“Nobody’s slugging you around here. Not on my watch,” he added, and looked imposing.
“Thanks, Sheriff.”
“Jeff.”
“No. During working hours, you’re the boss. So it’s Sheriff. Or boss.”
“I like boss better,” he commented.
“Okay. Boss.”
“Gil!”
“On my way,” the other man replied, sliding into his thick coat as he joined them. “Snow’s started again.”
“We have chains on the patrol cars,” Jeff pointed out.
“I think we’re going to need them. Weather forecast looks messy for the next few days.”
“It’s Colorado,” Jeff sighed. “Snow is sort of a way of life.”
“So it is. You ready to go?” he asked Meadow.
“Yes, I am.”
She followed him out to the patrol car, pulling up the hood of her parka as snow peppered down on them.
“That’s painful snow,” she commented.
“It’s sleet mixed with snow. Stings like a bee, doesn’t it?” he replied.
“Yes.”
He pulled out into the road and drove a mile to the small hamburger joint that sat just off the highway. There were several cars in the parking lot, but Jeff found a vacant parking spot and pulled into it.

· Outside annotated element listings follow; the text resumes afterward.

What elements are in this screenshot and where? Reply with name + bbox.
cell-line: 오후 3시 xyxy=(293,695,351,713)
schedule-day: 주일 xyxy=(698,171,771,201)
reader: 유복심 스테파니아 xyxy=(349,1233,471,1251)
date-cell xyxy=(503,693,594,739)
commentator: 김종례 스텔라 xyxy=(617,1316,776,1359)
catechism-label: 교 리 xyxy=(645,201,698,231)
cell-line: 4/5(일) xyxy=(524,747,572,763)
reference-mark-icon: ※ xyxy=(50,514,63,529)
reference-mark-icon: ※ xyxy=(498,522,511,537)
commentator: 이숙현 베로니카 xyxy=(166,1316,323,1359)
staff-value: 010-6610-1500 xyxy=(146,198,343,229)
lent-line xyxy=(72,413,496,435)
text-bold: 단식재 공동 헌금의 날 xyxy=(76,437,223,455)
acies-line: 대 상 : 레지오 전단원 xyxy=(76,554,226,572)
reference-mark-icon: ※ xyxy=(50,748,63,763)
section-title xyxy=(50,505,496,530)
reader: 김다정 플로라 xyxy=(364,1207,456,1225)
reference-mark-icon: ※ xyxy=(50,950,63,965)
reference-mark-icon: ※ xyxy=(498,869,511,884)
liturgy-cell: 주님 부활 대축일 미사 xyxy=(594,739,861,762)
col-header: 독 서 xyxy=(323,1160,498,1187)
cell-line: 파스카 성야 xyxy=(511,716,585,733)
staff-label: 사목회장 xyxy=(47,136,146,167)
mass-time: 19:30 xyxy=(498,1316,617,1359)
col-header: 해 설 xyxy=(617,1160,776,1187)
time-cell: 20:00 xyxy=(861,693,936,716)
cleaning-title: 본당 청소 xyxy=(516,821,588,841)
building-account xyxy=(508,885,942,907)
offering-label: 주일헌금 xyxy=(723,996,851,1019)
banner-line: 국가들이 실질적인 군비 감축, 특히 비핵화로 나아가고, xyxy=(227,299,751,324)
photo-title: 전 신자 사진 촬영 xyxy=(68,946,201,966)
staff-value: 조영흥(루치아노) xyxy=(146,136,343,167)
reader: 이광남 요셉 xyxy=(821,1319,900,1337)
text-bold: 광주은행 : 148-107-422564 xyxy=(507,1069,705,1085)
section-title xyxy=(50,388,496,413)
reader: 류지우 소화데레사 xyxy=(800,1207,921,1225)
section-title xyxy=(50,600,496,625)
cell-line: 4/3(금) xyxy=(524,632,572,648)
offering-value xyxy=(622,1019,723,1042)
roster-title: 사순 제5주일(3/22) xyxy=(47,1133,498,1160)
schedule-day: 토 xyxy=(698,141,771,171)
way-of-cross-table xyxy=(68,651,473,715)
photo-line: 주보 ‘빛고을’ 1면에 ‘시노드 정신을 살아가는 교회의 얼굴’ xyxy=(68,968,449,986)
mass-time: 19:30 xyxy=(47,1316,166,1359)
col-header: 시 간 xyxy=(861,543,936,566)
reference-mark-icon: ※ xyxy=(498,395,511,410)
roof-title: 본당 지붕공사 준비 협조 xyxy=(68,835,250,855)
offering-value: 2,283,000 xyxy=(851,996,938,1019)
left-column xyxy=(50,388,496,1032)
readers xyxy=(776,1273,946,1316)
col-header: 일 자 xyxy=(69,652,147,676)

“That’s quite a crowd in this weather,” she commented.
“I recognize four of those cars.” He chuckled. “They’re EMA.”
She frowned.
“Emergency Management,” he said. “They’re always out if people are lost, and we’ve had a hiker go missing in the back woods.”
He opened the door for her and followed her inside. Four grizzly-looking men were hunched over the counter drinking coffee and eating pancakes.
“How’s it going, Brad?” Gil asked the man in the shepherd’s coat.
A broad, unshaven face with heavy eyelids glanced at him. “Badly,” he said. “We found some tracks, but the snow covered them up along with most of anything else. Jerry’s gone home to get his bloodhound. He’ll find the trail.”
“Yes, he will. Old Redhide is famous locally,” Gil told Meadow. “He can track over anything.”
Brad laughed. “He sure can. Found the Candles’ little girl when she wandered into the woods after a fawn she saw, last summer. Her parents bought him what looked like a lifetime supply of chewy toys and treats for Redhide.”
Meadow grinned. “I’ve got a husky. She loves those, too.”
“A husky. Is she an escape artist?” Brad asked.
She sighed. “She is. I keep her inside, but she has a doggy door for nighttime emergencies. I haven’t had to go looking for her for a long time, though. Except at my neighbor’s. She loves him.”